A JR may be requested on any aspect of work undertaken by the Valuation Office (VOA).
In cases of local taxation, the relevant notice may be served on VOs/LOs in their statutory capacity relating to rating or assessment lists. Similarly, the VOA may be involved in a case where notice has been served on the Upper Tribunal, the Valuation Tribunals or the Rating Authority.
In tax cases, it is unusual for individual stakeholders to be directly involved, but they can be drawn into proceedings because of the assessments that have been provided to HMRC.
In work for other public sector clients, particularly right to buy cases, individual caseworkers may receive notice. There may also be implication where notice has been served on the client for whom we have provided an assessment.
A JR can follow up on a community infrastructure levy case.
These examples are not exhaustive and all stakeholders, managers, VOs, LOs and sector heads must be vigilant to identify the cases in which they may be involved.

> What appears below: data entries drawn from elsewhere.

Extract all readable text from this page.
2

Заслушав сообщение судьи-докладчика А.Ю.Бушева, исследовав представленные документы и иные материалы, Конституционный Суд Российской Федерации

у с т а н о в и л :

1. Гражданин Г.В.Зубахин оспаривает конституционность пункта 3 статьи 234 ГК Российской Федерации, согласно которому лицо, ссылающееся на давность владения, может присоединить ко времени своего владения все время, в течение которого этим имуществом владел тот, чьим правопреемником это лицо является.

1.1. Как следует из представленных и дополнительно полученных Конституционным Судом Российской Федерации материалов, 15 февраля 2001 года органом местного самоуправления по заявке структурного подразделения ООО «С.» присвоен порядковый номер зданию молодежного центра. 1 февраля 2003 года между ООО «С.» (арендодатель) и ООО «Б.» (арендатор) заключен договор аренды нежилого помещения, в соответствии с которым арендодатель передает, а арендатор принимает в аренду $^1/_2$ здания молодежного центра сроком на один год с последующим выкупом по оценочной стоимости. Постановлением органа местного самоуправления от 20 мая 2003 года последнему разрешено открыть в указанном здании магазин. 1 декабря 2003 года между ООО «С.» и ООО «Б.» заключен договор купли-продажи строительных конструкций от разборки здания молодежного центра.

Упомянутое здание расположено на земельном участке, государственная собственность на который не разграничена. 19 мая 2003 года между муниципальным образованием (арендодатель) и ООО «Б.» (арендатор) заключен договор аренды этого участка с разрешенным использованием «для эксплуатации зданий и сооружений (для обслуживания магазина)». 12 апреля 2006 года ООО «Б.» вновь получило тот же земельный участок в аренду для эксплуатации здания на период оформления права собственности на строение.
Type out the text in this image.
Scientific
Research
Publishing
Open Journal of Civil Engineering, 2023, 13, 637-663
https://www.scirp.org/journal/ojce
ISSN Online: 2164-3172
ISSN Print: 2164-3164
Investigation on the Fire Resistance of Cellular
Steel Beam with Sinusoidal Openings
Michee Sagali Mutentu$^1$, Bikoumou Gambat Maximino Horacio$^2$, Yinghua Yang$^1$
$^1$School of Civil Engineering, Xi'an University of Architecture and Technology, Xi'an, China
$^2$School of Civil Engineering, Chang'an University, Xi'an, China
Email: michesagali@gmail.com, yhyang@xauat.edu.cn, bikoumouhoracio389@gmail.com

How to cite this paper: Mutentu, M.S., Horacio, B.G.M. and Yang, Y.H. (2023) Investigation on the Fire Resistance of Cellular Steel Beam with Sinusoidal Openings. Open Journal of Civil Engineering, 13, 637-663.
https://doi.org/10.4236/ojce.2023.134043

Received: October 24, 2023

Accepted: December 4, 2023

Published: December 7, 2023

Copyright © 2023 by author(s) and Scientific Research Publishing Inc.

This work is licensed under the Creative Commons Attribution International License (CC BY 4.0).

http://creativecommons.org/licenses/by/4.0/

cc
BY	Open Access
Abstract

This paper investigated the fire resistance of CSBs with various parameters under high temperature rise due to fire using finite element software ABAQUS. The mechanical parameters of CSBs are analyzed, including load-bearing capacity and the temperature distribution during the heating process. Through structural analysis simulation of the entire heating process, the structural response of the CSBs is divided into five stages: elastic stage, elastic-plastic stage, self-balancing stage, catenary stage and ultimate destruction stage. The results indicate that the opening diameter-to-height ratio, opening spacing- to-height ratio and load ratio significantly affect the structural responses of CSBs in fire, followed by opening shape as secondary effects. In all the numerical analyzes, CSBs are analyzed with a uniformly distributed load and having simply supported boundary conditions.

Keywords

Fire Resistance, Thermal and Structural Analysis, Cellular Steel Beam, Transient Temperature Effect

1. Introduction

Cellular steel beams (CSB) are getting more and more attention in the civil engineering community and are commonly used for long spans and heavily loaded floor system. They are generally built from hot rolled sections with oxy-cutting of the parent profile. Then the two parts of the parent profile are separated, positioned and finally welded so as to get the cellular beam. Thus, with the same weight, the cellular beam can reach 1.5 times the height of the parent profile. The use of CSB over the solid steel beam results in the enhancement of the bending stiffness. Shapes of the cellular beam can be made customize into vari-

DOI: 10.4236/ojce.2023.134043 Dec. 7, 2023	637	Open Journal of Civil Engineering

The official documents relating to JR are unequivocal. However, formal procedures may not be followed and correspondence relating to JR may be contained in letters or emails. This is likely when a JR is initiated by a layperson, without legal representation, and proper service rules are not followed. As unlikely as it may seem, it’s not unheard of for the layman-initiated existence of J.R. to be discovered almost by accident.
Regardless of how it first comes to the attention of VOA staff, immediate action is still required upon receipt of initial JR correspondence. Receiving such correspondence signifies that the process is already underway and therefore TIME IS OF THE ESSENCE.
If anyone suspects they have received or finds correspondence that may relate to a JR, they should immediately contact the Disputes and Technical Policy team.